CURWOOD: Hmmm, GMO science is one of the few things that can get people as worked up as climate science. So what did they find?
DYKSTRA: The Times found that that big biotech companies are pouring money into University research programs. That may raise concerns, but it’s certainly not illegal or unethical, but get this: Emails obtained by the Times show some scientists at those universities jumped into the industry’s PR push in a very un-science-ey way. At the center of all this, Dr. Kevin Folta of the University of Florida, who got a $25,000 grant for GMO communications from Monsanto and emailed his thanks, saying the company would “get a solid return on the investment.” That’s not how science funding is supposed to work, Steve. On his blog, Folta said the Times “Cherry-picked” his emails, and that he’s donating the 25 grand to a food pantry. The web has blown up over this from both GMO supporters and opponents, and I suggest you don’t read the comments on Dr. Folta’s blog unless you’re wearing a gas mask. But the story doesn’t end there…..
CURWOOD: No?
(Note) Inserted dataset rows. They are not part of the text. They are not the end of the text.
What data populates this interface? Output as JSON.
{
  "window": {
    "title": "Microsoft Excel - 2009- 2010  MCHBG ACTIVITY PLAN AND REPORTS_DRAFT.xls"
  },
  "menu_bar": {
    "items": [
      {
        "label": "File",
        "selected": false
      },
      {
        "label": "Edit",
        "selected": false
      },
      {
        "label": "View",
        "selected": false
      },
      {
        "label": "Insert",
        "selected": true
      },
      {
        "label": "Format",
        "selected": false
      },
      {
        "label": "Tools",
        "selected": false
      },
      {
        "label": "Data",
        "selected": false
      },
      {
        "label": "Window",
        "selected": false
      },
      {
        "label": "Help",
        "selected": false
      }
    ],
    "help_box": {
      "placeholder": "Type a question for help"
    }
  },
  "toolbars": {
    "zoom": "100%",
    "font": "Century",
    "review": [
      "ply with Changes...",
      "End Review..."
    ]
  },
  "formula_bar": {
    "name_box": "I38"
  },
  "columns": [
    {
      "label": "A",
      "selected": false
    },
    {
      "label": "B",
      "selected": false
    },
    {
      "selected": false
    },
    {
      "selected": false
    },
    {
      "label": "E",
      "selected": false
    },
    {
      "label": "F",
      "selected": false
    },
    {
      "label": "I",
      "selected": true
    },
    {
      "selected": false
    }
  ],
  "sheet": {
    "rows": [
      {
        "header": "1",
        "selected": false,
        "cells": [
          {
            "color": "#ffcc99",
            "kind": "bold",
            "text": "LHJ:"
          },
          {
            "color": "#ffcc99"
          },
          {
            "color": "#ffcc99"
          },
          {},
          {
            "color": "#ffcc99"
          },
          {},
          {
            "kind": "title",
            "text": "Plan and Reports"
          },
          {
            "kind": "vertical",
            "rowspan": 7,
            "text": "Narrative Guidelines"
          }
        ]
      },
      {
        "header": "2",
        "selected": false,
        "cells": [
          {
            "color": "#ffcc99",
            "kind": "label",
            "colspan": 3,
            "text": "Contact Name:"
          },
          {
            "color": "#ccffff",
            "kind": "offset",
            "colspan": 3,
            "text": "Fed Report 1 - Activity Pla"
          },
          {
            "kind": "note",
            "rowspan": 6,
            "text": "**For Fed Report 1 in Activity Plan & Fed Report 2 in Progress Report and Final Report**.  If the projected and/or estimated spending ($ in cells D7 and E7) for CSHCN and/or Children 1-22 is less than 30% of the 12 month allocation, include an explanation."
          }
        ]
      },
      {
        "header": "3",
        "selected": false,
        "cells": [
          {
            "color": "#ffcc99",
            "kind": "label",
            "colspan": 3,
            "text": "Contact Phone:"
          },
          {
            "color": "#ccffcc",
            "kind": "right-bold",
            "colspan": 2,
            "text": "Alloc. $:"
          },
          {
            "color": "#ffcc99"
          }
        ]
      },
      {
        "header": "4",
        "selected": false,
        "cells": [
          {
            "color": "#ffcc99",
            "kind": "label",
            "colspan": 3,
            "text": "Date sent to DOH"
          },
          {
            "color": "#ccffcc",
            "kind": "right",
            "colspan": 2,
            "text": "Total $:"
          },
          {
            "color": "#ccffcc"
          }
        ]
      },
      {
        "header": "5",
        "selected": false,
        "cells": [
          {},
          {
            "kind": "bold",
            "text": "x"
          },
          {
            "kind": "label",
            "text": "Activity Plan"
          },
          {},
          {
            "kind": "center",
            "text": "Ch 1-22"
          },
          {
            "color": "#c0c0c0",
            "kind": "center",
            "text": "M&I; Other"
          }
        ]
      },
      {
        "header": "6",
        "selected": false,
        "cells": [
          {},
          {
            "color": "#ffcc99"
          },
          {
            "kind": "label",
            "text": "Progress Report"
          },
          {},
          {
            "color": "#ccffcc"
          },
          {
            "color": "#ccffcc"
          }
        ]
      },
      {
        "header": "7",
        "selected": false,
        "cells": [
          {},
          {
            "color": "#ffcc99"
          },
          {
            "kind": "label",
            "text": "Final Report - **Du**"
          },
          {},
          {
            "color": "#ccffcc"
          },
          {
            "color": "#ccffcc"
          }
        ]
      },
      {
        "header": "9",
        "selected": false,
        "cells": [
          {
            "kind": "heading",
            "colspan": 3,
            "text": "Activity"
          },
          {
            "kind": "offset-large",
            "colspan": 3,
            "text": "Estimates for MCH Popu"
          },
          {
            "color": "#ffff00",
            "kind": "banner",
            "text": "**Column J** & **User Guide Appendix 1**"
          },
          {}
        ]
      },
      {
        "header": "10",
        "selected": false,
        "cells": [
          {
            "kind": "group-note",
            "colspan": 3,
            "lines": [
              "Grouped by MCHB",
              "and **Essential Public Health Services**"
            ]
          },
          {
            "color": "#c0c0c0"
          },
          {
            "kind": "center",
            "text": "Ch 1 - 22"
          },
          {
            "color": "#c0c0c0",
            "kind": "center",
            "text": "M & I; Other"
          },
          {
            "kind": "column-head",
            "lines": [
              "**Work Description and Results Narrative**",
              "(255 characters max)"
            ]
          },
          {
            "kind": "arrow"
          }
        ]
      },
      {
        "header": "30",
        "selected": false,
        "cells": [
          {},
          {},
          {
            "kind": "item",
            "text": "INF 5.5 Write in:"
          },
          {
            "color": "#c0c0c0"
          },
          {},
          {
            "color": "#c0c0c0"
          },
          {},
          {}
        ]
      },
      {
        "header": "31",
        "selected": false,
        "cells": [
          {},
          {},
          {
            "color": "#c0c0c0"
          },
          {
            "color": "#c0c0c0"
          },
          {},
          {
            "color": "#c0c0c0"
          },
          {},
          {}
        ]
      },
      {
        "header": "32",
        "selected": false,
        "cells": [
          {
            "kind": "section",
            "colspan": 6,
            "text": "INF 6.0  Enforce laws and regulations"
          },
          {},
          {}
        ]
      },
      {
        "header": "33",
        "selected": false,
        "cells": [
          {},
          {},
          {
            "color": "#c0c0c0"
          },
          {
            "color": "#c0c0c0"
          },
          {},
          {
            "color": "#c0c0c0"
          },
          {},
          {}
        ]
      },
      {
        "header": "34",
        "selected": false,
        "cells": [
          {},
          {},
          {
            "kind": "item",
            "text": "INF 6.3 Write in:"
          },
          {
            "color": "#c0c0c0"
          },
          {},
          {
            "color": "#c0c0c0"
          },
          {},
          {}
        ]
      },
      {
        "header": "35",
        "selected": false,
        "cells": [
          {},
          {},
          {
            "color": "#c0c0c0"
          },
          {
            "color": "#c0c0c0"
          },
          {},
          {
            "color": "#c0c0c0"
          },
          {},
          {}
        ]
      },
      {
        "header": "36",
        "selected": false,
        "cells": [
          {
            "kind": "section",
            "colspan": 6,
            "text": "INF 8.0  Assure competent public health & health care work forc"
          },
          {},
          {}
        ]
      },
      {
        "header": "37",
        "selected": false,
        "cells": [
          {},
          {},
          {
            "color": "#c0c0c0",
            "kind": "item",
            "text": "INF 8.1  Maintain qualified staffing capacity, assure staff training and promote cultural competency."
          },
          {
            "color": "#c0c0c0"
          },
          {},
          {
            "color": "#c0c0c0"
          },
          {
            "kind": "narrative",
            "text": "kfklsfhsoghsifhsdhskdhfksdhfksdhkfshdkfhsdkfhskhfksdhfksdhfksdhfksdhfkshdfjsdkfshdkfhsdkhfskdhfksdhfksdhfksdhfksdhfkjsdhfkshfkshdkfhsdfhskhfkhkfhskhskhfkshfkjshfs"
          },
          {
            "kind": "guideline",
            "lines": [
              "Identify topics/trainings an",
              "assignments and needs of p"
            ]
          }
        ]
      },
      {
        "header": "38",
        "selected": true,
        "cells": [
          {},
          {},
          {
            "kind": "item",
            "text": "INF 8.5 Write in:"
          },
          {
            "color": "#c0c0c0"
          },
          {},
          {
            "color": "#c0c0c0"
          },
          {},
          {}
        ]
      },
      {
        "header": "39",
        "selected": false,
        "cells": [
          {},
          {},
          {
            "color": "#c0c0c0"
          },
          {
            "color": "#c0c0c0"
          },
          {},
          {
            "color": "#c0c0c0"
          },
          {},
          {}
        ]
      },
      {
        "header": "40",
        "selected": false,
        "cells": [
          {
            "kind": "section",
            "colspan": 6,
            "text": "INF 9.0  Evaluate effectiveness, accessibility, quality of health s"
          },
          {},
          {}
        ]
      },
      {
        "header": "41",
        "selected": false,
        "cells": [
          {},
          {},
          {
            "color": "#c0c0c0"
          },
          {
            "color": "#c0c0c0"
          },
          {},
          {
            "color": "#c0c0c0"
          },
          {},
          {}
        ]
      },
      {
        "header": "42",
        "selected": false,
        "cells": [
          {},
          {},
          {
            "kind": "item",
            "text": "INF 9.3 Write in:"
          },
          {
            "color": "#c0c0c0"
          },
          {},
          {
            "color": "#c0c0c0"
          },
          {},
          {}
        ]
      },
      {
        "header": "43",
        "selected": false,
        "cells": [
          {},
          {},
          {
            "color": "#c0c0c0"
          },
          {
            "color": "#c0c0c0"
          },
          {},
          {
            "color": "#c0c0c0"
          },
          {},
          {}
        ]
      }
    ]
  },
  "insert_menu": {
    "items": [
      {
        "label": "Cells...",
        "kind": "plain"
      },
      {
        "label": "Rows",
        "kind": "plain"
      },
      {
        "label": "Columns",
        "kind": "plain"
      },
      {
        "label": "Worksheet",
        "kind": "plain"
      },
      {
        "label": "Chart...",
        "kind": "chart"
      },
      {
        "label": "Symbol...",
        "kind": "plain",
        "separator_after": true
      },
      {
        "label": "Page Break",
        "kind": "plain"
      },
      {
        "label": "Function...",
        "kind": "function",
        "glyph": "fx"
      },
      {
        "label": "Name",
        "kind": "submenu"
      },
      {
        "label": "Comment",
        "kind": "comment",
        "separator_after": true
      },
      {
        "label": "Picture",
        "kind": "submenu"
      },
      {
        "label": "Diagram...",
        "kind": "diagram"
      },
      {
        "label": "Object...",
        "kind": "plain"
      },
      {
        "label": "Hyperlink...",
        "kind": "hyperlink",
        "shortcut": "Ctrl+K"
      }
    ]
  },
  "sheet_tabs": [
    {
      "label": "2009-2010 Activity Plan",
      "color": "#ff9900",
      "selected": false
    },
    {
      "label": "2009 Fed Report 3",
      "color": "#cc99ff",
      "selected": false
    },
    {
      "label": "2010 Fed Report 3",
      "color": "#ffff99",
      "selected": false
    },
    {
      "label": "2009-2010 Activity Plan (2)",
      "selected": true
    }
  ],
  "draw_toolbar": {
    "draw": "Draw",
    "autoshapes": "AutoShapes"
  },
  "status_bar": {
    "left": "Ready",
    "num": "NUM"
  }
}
What else?
DYKSTRA: The organic foods industry, which lines up against the biotech industry on issues like labeling GMO foods, appeared to have its own captive academic. Charles Benbrook, who was with Washington State University until recently, came into the post from an organic industry-funded advocacy group. But there’s no evidence that “Big Organic” is steering millions of dollars to universities. All in all, it’s a tribute to the value of the Freedom of Information Act as a means to try to keep us all honest.
CURWOOD: And, like so many things, there’s still potential for abuse with FOIA as a harassment tool. Let’s hear another tale from beyond the headlines now.
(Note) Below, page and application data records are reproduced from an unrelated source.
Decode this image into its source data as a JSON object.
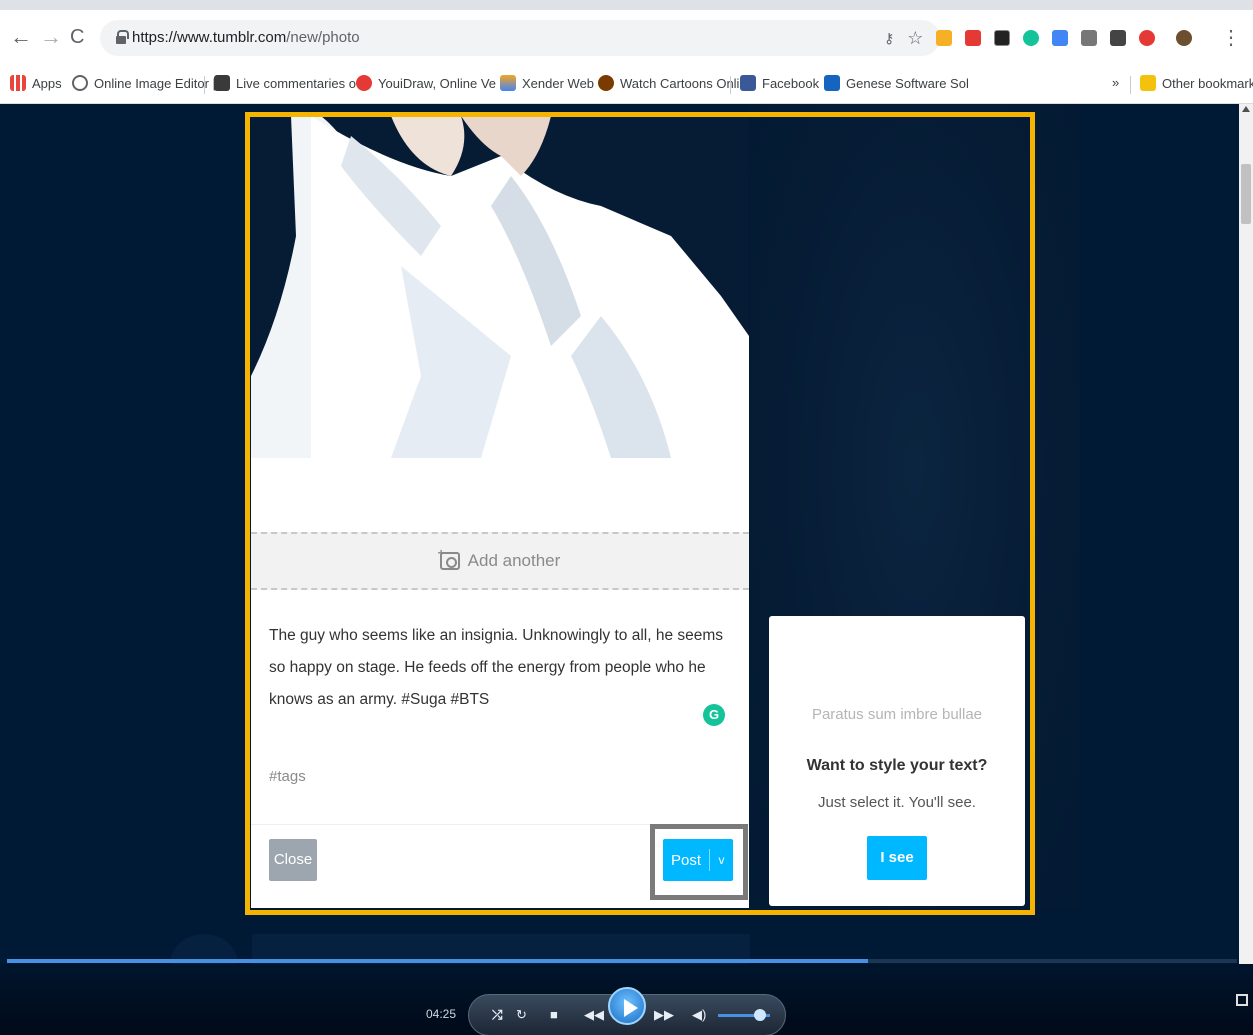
{
  "browser": {
    "url_host": "https://www.tumblr.com",
    "url_path": "/new/photo",
    "bookmarks": [
      {
        "label": "Apps",
        "icon": "apps-grid-icon",
        "color": "#e8453c"
      },
      {
        "label": "Online Image Editor |",
        "icon": "globe-icon",
        "color": "#5f6368"
      },
      {
        "label": "Live commentaries o",
        "icon": "live-commentary-icon",
        "color": "#3a3a3a"
      },
      {
        "label": "YouiDraw, Online Ve",
        "icon": "youidraw-icon",
        "color": "#e53935"
      },
      {
        "label": "Xender Web",
        "icon": "xender-icon",
        "color": "#f5a623"
      },
      {
        "label": "Watch Cartoons Onli",
        "icon": "cartoon-icon",
        "color": "#7a3b00"
      },
      {
        "label": "Facebook",
        "icon": "facebook-icon",
        "color": "#3b5998"
      },
      {
        "label": "Genese Software Sol",
        "icon": "genese-icon",
        "color": "#1565c0"
      }
    ],
    "overflow": "»",
    "other_bookmarks": "Other bookmarks"
  },
  "post": {
    "add_another": "Add another",
    "caption": "The guy who seems like an insignia. Unknowingly to all, he seems so happy on stage. He feeds off the energy from people who he knows as an army. #Suga #BTS",
    "grammarly": "G",
    "tags_placeholder": "#tags",
    "close_label": "Close",
    "post_label": "Post",
    "post_menu_chevron": "v"
  },
  "tooltip": {
    "placeholder": "Paratus sum imbre bullae",
    "title": "Want to style your text?",
    "body": "Just select it. You'll see.",
    "button": "I see"
  },
  "player": {
    "time": "04:25",
    "progress": 0.7
  },
  "colors": {
    "tumblr_blue": "#00b8ff",
    "page_bg": "#001935",
    "highlight": "#f4b400"
  }
}
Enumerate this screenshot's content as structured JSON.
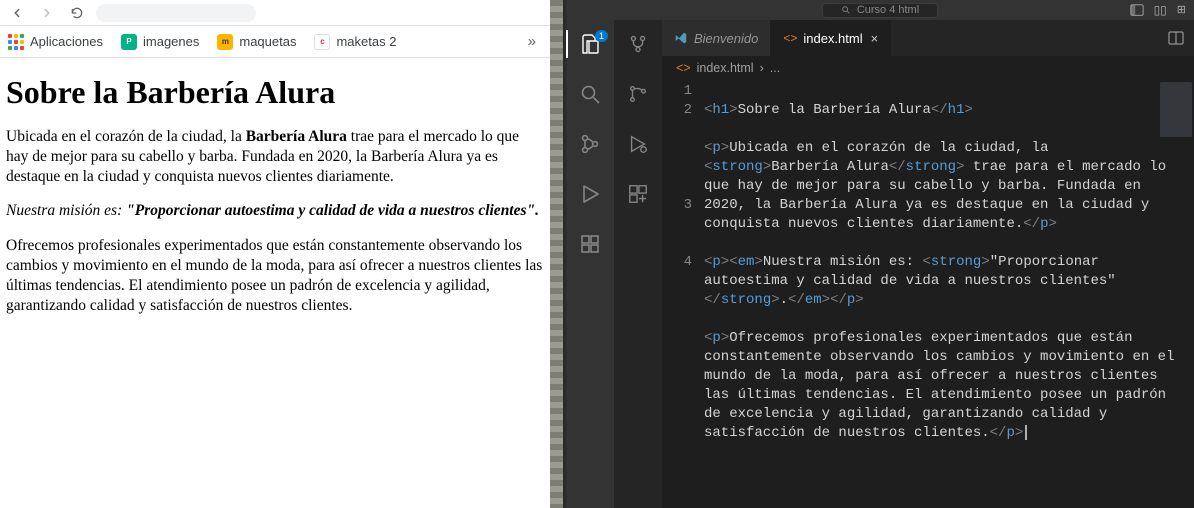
{
  "browser": {
    "bookmarks": {
      "apps": "Aplicaciones",
      "imagenes": "imagenes",
      "maquetas": "maquetas",
      "maketas2": "maketas 2"
    },
    "chevron": "»",
    "page": {
      "title": "Sobre la Barbería Alura",
      "p1_a": "Ubicada en el corazón de la ciudad, la ",
      "p1_strong": "Barbería Alura",
      "p1_b": " trae para el mercado lo que hay de mejor para su cabello y barba. Fundada en 2020, la Barbería Alura ya es destaque en la ciudad y conquista nuevos clientes diariamente.",
      "p2_a": "Nuestra misión es: ",
      "p2_strong": "\"Proporcionar autoestima y calidad de vida a nuestros clientes\".",
      "p3": "Ofrecemos profesionales experimentados que están constantemente observando los cambios y movimiento en el mundo de la moda, para así ofrecer a nuestros clientes las últimas tendencias. El atendimiento posee un padrón de excelencia y agilidad, garantizando calidad y satisfacción de nuestros clientes."
    }
  },
  "vscode": {
    "titlebar": {
      "search": "Curso 4 html",
      "layout_r": "⊞"
    },
    "activity": {
      "explorer_badge": "1"
    },
    "tabs": {
      "welcome": "Bienvenido",
      "file": "index.html",
      "close": "×"
    },
    "breadcrumbs": {
      "file": "index.html",
      "sep": "›",
      "more": "..."
    },
    "lines": [
      "1",
      "2",
      "3",
      "4"
    ],
    "code": {
      "l1": {
        "t1": "h1",
        "txt": "Sobre la Barbería Alura",
        "t2": "h1"
      },
      "l2": {
        "t1": "p",
        "txt_a": "Ubicada en el corazón de la ciudad, la ",
        "t2": "strong",
        "txt_b": "Barbería Alura",
        "t3": "strong",
        "txt_c": " trae para el mercado lo que hay de mejor para su cabello y barba. Fundada en 2020, la Barbería Alura ya es destaque en la ciudad y conquista nuevos clientes diariamente.",
        "t4": "p"
      },
      "l3": {
        "t1": "p",
        "t2": "em",
        "txt_a": "Nuestra misión es: ",
        "t3": "strong",
        "txt_b": "\"Proporcionar autoestima y calidad de vida a nuestros clientes\"",
        "t4": "strong",
        "txt_c": ".",
        "t5": "em",
        "t6": "p"
      },
      "l4": {
        "t1": "p",
        "txt": "Ofrecemos profesionales experimentados que están constantemente observando los cambios y movimiento en el mundo de la moda, para así ofrecer a nuestros clientes las últimas tendencias. El atendimiento posee un padrón de excelencia y agilidad, garantizando calidad y satisfacción de nuestros clientes.",
        "t2": "p"
      }
    }
  }
}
DYKSTRA: How about a little good news from Fukushima? Well, it’s kind of, sort of, maybe good news. The evacuation order has been lifted for one of the seven towns nearest the site of the nuclear disaster over four years ago. The Japanese government says radiation levels in Naraha, twelve miles from the Fukushima nuclear complex, are in the safe zone, and they’ve told the town’s residents they can come home.
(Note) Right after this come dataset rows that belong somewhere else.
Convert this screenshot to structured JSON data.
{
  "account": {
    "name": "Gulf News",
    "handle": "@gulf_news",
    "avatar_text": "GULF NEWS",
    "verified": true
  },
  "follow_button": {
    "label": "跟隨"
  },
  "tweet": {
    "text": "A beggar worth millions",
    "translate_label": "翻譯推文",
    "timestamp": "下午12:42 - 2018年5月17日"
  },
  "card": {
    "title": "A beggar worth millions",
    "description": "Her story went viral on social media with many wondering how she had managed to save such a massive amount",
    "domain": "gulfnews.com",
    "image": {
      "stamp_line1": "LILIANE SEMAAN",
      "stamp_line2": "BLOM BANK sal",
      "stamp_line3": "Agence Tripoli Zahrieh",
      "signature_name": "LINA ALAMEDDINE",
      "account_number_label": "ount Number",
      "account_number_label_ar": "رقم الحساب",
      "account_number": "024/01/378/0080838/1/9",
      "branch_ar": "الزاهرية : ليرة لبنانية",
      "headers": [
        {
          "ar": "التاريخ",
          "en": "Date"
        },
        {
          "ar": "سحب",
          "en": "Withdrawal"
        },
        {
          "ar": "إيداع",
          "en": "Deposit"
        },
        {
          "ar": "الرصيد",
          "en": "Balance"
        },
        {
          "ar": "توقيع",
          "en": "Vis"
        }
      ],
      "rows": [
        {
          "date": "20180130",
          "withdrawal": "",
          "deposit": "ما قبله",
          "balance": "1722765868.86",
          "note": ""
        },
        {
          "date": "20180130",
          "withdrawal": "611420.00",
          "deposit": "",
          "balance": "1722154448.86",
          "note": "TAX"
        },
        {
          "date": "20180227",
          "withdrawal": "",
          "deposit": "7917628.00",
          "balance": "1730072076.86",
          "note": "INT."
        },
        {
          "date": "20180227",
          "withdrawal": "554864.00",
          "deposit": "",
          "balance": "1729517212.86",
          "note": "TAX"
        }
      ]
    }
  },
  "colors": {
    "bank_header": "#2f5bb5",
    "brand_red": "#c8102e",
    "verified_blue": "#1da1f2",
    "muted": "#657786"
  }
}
CURWOOD: Well, that’s maybe a little good news in an awful situation. Are the people of Naraha coming back?
DYKSTRA: Some of them say they will. But a recent government poll found that 53 percent of the people in the contamination zone say they’re not ready to return – either they’ve found jobs elsewhere, or they’re still wary about the radiation, or both. And about a hundred thousand people live – or used to live – in those other six towns near Fukushima that are still under an evacuation order.
CURWOOD: A nuclear story to be continued. What do you have for us on the history calendar for this week?
DYKSTRA: More nuclear. On September 17, 1954, the Chairman of the Atomic Energy Commission, Lewis Strauss, put some words about nuclear power in a speech that are still causing arguments today. Strauss was a successful businessman and an ardent cheerleader for all things nuclear. Remember that this was the height of the Cold War, the dawn of the Nuclear Age, and people were talking about using atomic bombs to do things like dredging harbors. And Strauss told a conference of science journalists that nuclear energy would become “too cheap to meter.”
CURWOOD: Well, last time I checked, Peter, nuclear’s still about 20 percent of the power supply, and utilities still send a bill every month.
DYKSTRA: They do indeed. Strauss was a big booster of nuclear fission – which powers plants across the US, not to mention Fukushima when it was operating – but he also was a huge fan of research on nuclear fusion – the Holy Grail for atomic advocates. And there’s still a debate about whether Strauss was talking about fission, fusion, or all of the above. Nuclear fission plants are aging and struggling to compete in the energy marketplace, we still don’t know how to deal with the waste. And sixty-one years after “too cheap to meter” went supercritical, nuclear fusion is still a technological dream.
CURWOOD: Peter Dykstra is with Environmental Health News - that’s EHN.org - and the DailyClimate.org. Talk to you next time, Peter!
DYKSTRA: Okay, Steve, thanks a lot, we’ll talk to you soon.